GPT Model Code Overview:

class GPTLanguageModel(nn.Module):
    def __init__(self, vocab_size):
        super().__init__()
        self.token_embedding = nn.Embedding(vocab_size, n_embd)
        self.position_embedding = nn.Embedding(block_size, n_embd)
        self.blocks = nn.Sequential(*[Block(n_embd, n_head=n_head) for _ in range(n_layer)])
        self.ln_f = nn.LayerNorm(n_embd)
        self.ln_head = nn.Linear(n_embd, vocab_size)
        self.apply(self._init_weights)

    def _init_weights(self, module):
        if isinstance(module, nn.Linear):
            torch.nn.init.normal_(module.weight, mean=0.0, std=0.02)
            if module.bias is not None:
                torch.nn.init.zeros_(module.bias)
        elif isinstance(module, nn.Embedding):
            torch.nn.init.normal_(module.weight, mean=0.0, std=0.02)
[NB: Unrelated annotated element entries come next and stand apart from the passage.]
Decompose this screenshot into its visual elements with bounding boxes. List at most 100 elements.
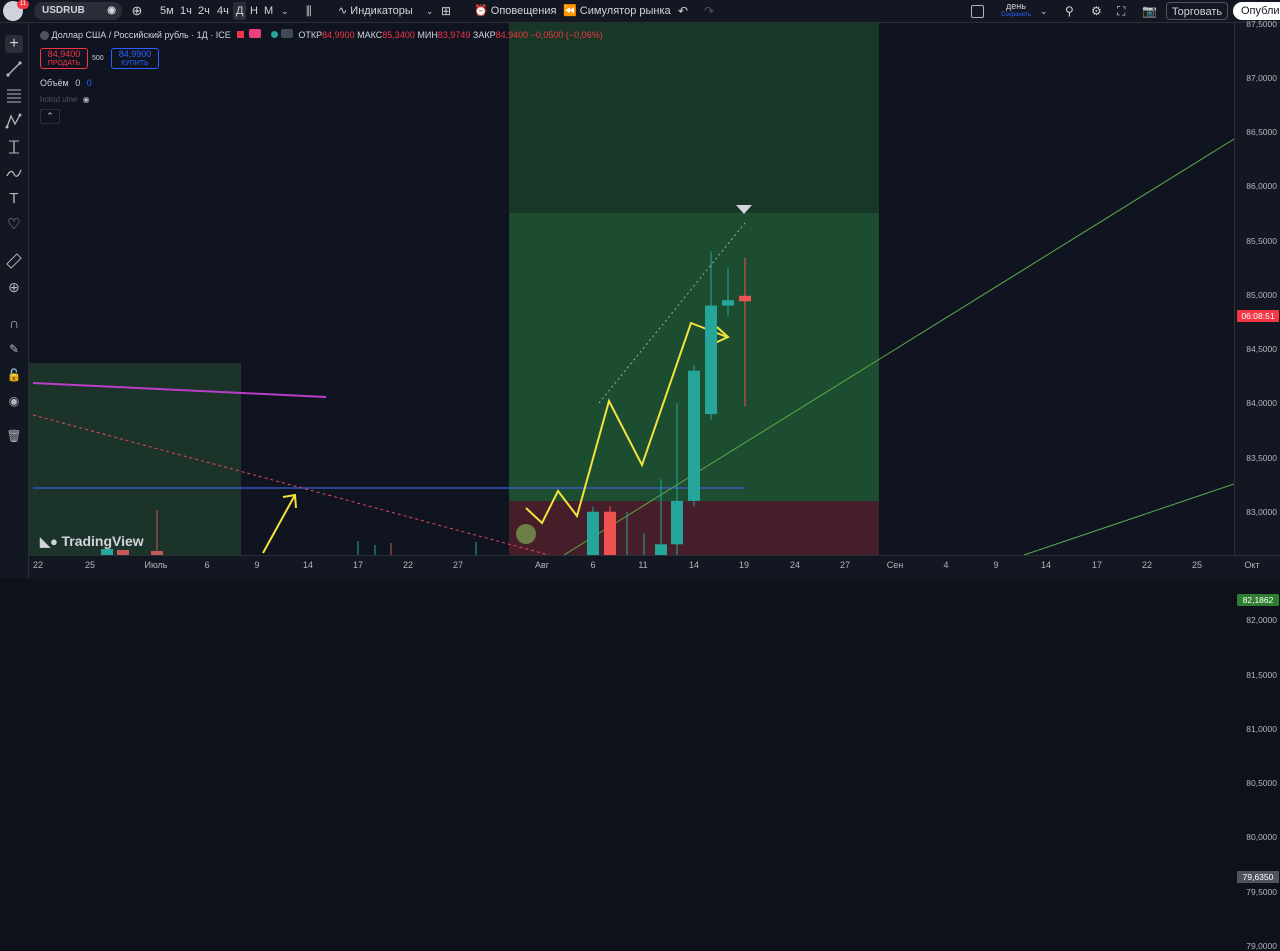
time-tick-label: 9 — [254, 560, 260, 570]
price-axis[interactable]: 87,5000 87,0000 86,5000 86,0000 85,5000 85,00… — [1234, 19, 1280, 951]
time-axis[interactable]: 22 25 Июль 6 9 14 17 22 27 Авг 6 11 14 19 24 27 Сен 4 9 14 1… — [29, 555, 1280, 579]
interval-more-chevron-icon[interactable]: ⌄ — [281, 2, 289, 20]
price-tick-label: 87,0000 — [1246, 72, 1277, 83]
magnet-icon[interactable]: ∩ — [5, 314, 23, 332]
sell-label: ПРОДАТЬ — [47, 60, 81, 67]
crosshair-icon[interactable]: + — [5, 35, 23, 53]
trade-button[interactable]: Торговать — [1166, 2, 1228, 20]
camera-icon[interactable]: 📷 — [1142, 2, 1157, 20]
green-trend-line-short — [1023, 483, 1234, 555]
volume-value-b: 0 — [86, 78, 92, 88]
lock-pen-icon[interactable]: ✎ — [5, 340, 23, 358]
open-label: ОТКР — [298, 30, 323, 40]
candle-body — [739, 295, 751, 302]
candle-body — [705, 305, 717, 415]
time-tick-label: 17 — [352, 560, 364, 570]
templates-grid-icon[interactable]: ⊞ — [441, 2, 451, 20]
time-tick-label: 22 — [32, 560, 44, 570]
alerts-label: Оповещения — [490, 5, 557, 17]
market-status-dot-icon — [271, 31, 279, 38]
ruler-icon[interactable] — [5, 252, 23, 270]
flag-icon — [237, 31, 245, 38]
high-label: МАКС — [357, 30, 383, 40]
volume-label: Объём — [40, 78, 69, 88]
indicator-eye-icon[interactable]: ◉ — [83, 95, 90, 104]
projection-icon[interactable] — [5, 138, 23, 156]
buy-price: 84,9900 — [118, 49, 152, 59]
buy-button[interactable]: 84,9900 КУПИТЬ — [111, 48, 159, 69]
close-value: 84,9400 — [495, 30, 529, 40]
collapse-legend-button[interactable]: ⌃ — [40, 109, 60, 124]
time-tick-label: Сен — [886, 560, 904, 570]
price-tick-label: 79,5000 — [1246, 886, 1277, 897]
settings-gear-icon[interactable]: ⚙ — [1091, 2, 1102, 20]
time-tick-label: 24 — [789, 560, 801, 570]
low-value: 83,9749 — [437, 30, 471, 40]
undo-icon[interactable]: ↶ — [678, 2, 688, 20]
time-tick-label: 22 — [402, 560, 414, 570]
interval-w[interactable]: Н — [250, 2, 258, 20]
visibility-eye-icon[interactable]: ◉ — [5, 392, 23, 410]
time-tick-label: 17 — [1091, 560, 1103, 570]
interval-5m[interactable]: 5м — [160, 2, 174, 20]
interval-2h[interactable]: 2ч — [198, 2, 210, 20]
interval-d-active[interactable]: Д — [233, 2, 247, 20]
price-tick-label: 85,5000 — [1246, 235, 1277, 246]
buy-label: КУПИТЬ — [121, 60, 149, 67]
fib-lines-icon[interactable] — [5, 86, 23, 104]
zoom-in-icon[interactable]: ⊕ — [5, 278, 23, 296]
chevron-down-icon: ⌄ — [425, 6, 434, 16]
pattern-icon[interactable] — [5, 112, 23, 130]
eye-icon[interactable]: ◉ — [107, 2, 116, 20]
spread-value: 500 — [92, 55, 104, 62]
price-tick-label: 81,0000 — [1246, 723, 1277, 734]
time-tick-label: 14 — [1040, 560, 1052, 570]
time-tick-label: 6 — [590, 560, 596, 570]
indicator-legend[interactable]: hotod ulne ◉ — [40, 95, 90, 104]
lock-icon[interactable]: 🔓 — [5, 366, 23, 384]
compare-add-button[interactable]: ⊕ — [129, 2, 145, 20]
price-badge: 82,1862 — [1237, 594, 1279, 607]
layout-square-icon[interactable] — [971, 5, 984, 18]
rewind-icon: ⏪ — [563, 5, 580, 17]
indicator-name: hotod ulne — [40, 95, 78, 104]
alerts-button[interactable]: ⏰ Оповещения — [474, 2, 556, 20]
trend-line-icon[interactable] — [5, 60, 23, 78]
symbol-search[interactable]: USDRUB ◉ — [34, 2, 122, 20]
symbol-legend[interactable]: Доллар США / Российский рубль · 1Д · ICE… — [40, 29, 603, 41]
layout-name-button[interactable]: день Сохранить — [996, 1, 1036, 19]
chevron-up-icon: ⌃ — [46, 111, 54, 121]
quick-search-icon[interactable]: ⚲ — [1065, 2, 1074, 20]
chart-pane[interactable]: Доллар США / Российский рубль · 1Д · ICE… — [29, 23, 1234, 555]
heart-icon[interactable]: ♡ — [5, 216, 23, 234]
data-mode-icon — [248, 29, 261, 38]
replay-button[interactable]: ⏪ Симулятор рынка — [563, 2, 671, 20]
tradingview-watermark: ◣● TradingView — [40, 533, 144, 550]
interval-4h[interactable]: 4ч — [217, 2, 229, 20]
time-tick-label: 19 — [738, 560, 750, 570]
alarm-clock-icon: ⏰ — [474, 5, 491, 17]
candle-body — [604, 511, 616, 555]
price-tick-label: 79,0000 — [1246, 940, 1277, 951]
time-tick-label: 4 — [943, 560, 949, 570]
text-tool-icon[interactable]: T — [5, 190, 23, 208]
candles-type-icon[interactable]: ⫼ — [306, 2, 312, 20]
watermark-text: TradingView — [61, 533, 144, 549]
layout-save-status: Сохранить — [1001, 12, 1031, 18]
sell-button[interactable]: 84,9400 ПРОДАТЬ — [40, 48, 88, 69]
price-chart[interactable] — [29, 23, 1234, 555]
redo-icon[interactable]: ↷ — [704, 2, 714, 20]
layout-chevron-down-icon[interactable]: ⌄ — [1040, 2, 1048, 20]
indicators-button[interactable]: ∿ Индикаторы ⌄ — [338, 2, 433, 20]
fullscreen-icon[interactable]: ⛶ — [1117, 2, 1125, 20]
interval-m[interactable]: М — [264, 2, 273, 20]
time-tick-label: 9 — [993, 560, 999, 570]
interval-1h[interactable]: 1ч — [180, 2, 192, 20]
notification-badge: 11 — [17, 0, 29, 9]
volume-legend[interactable]: Объём 0 0 — [40, 78, 92, 88]
brush-icon[interactable] — [5, 164, 23, 182]
publish-button[interactable]: Опублико — [1233, 2, 1280, 20]
indicators-label: Индикаторы — [350, 5, 413, 17]
time-tick-label: 11 — [638, 560, 648, 570]
trash-icon[interactable]: 🗑 — [5, 427, 23, 445]
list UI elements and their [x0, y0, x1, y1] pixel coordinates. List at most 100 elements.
    def forward(self, index, targets=None):
        B, T = index.shape
        tok_emb = self.token_embedding(index)
        pos_emb = self.position_embedding(torch.arange(T, device=device))
        x = tok_emb + pos_emb
        x = self.blocks(x)
        x = self.ln_f(x)
        logits = self.ln_head(x)
        
        if targets is None:
            return logits, None
        
        B, T, C = logits.shape
        logits = logits.view(B * T, C)
        targets = targets.view(B * T)
        loss = F.cross_entropy(logits, targets)
        return logits, loss

    def generate(self, index, max_new_tokens):
        for _ in range(max_new_tokens):
            index_cond = index[:, -block_size:]
            logits, loss = self.forward(index_cond)
            logits = logits[:, -1, :]
            probs = F.softmax(logits, dim=-1)
            index_next = torch.multinomial(probs, num_samples=1)
            index = torch.cat([index, index_next], dim=-1)
        return index

Dataset

The OpenWebText dataset is used for training the GPT-style model. OpenWebText is a publicly available dataset that closely mimics the original web scrape used to train GPT-2, making it ideal for large-scale language modeling tasks.

Getting Started

Prerequisites

  • Python 3.x
  • PyTorch
  • Jupyter Notebook (for running the code interactively)
  • Required Python libraries: torch, numpy

Installation

  1. Clone the repository:

    git clone https://github.com/your-username/language-model.git
    cd language-model
  2. Install required libraries:

    pip install torch numpy
  3. Run the Jupyter notebook:

    jupyter notebook

Usage

You can run both the Bigram Language Model and the GPT-style model by loading the respective classes in your environment.

Bigram Language Model:

bigram_model = BigramLanguageModel(vocab_size)
logits, loss = bigram_model(index, targets)
generated_tokens = bigram_model.generate(index, max_new_tokens=10)

GPT Language Model:

gpt_model = GPTLanguageModel(vocab_size)
logits, loss = gpt_model(index, targets)
generated_text = gpt_model.generate(index, max_new_tokens=50)

Future Improvements

  • Fine-tune both models on domain-specific datasets.
  • Add support for trigrams and higher-order n-grams for the Bigram model.
  • Experiment with larger models and deeper Transformer blocks.
  • Optimize training with techniques like mixed precision and distributed training.

About

This project implements two language models from scratch: a Bigram Language Model and a GPT-style Transformer model.